The Enemy is a triannual online journal that invites writers, artists, thinkers, and activists to present essays and projects outside the mainstreams of their own practices and disciplines. More of an exquisite corpse than an issue-based publication, The Enemy hopes to juxtapose established scholars with new voices, and to include known figures alongside students, intellectuals, and polemicists of all stripes. The goal is for our readers to encounter positions that run countercurrent to popular discourse, and for each contributor to operate outside of her or his expected modes of expression. The project is an experiment in framing thought beyond familiar journalistic, artistic, and academic marketplaces—and although this may not be possible, The Enemy is, and will seek to remain, free and untethered by commercial support or institutional expectations.

The Enemy

An enemy is a fluid entity, unfixed and ever-changing.

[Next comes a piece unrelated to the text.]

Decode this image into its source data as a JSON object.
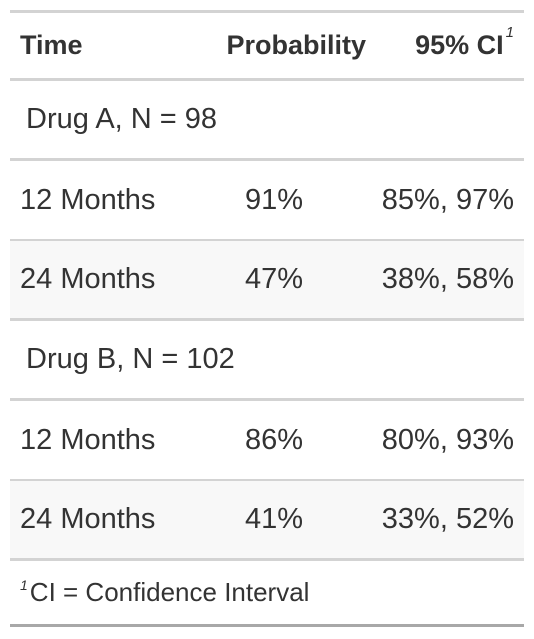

It is something or someone that harms or threatens something or someone else; an adversary, a hostile force, a tenacious opponent. The very notion of an enemy suggests a position, a cause, and a binary of natural or cultural differences in force or belief. Depending on one’s subjective position, an enemy could be that of the state, of ignorance, or of hypocrisy; conversely, the enemy could be logic, rationalism, or science. In this journal, the concept of the enemy serves as an antipode to the trivializing accumulation of friends, followers, and likes.

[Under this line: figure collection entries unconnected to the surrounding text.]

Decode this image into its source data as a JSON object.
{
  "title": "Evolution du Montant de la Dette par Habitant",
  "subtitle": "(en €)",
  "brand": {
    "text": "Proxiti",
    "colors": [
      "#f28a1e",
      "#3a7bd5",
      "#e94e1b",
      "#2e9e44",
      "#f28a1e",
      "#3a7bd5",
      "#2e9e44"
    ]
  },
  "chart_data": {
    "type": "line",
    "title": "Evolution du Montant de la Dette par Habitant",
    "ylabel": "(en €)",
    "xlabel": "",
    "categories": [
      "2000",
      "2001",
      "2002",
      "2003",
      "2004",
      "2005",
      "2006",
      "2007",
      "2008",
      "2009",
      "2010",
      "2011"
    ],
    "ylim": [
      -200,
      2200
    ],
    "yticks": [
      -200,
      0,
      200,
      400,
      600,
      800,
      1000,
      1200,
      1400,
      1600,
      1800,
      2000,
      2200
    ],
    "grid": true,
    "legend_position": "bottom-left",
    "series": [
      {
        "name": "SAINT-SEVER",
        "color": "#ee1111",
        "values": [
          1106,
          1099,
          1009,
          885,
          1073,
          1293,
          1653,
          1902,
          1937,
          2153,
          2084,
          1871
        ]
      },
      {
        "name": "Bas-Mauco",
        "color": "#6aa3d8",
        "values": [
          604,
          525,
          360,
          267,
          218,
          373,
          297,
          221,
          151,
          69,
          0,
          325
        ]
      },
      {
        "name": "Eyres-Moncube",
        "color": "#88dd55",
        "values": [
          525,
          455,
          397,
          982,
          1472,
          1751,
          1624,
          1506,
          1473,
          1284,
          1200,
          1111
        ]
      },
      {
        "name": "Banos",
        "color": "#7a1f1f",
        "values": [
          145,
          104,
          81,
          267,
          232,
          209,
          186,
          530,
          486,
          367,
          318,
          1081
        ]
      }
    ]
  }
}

The Enemy is a conscious incongruity—an online journal that, by necessity, shares a platform with what its contents will most often criticize: a culture’s increasing brevity of argument, social media that breed acquiescence over action, and hegemonic monitoring of tastes and transactions. Nevertheless, we attempt to begin a dialog through the presentation of positions both seemingly commonplace and aggressively countercultural, and we hope that as a noncommercial project, independent of either academy or sponsor, and absent any social media tools, we can offer a spectrum of voices and views beyond the mainstream and the market-stream.

And the Guillotine

As a symbol of force within the structures of power, and as a mechanism of law’s illogic and brutal enforcement, the guillotine seems a fitting identifier for The Enemy. The guillotine is the spectacle at the terminus of cultural dissent and a metaphor made real in relation to societal divisions both physical or ideological. Ultimately, however, the inspiration for this image comes from Kafka, who wrote, “A belief is like a guillotine, just as heavy, just as light.”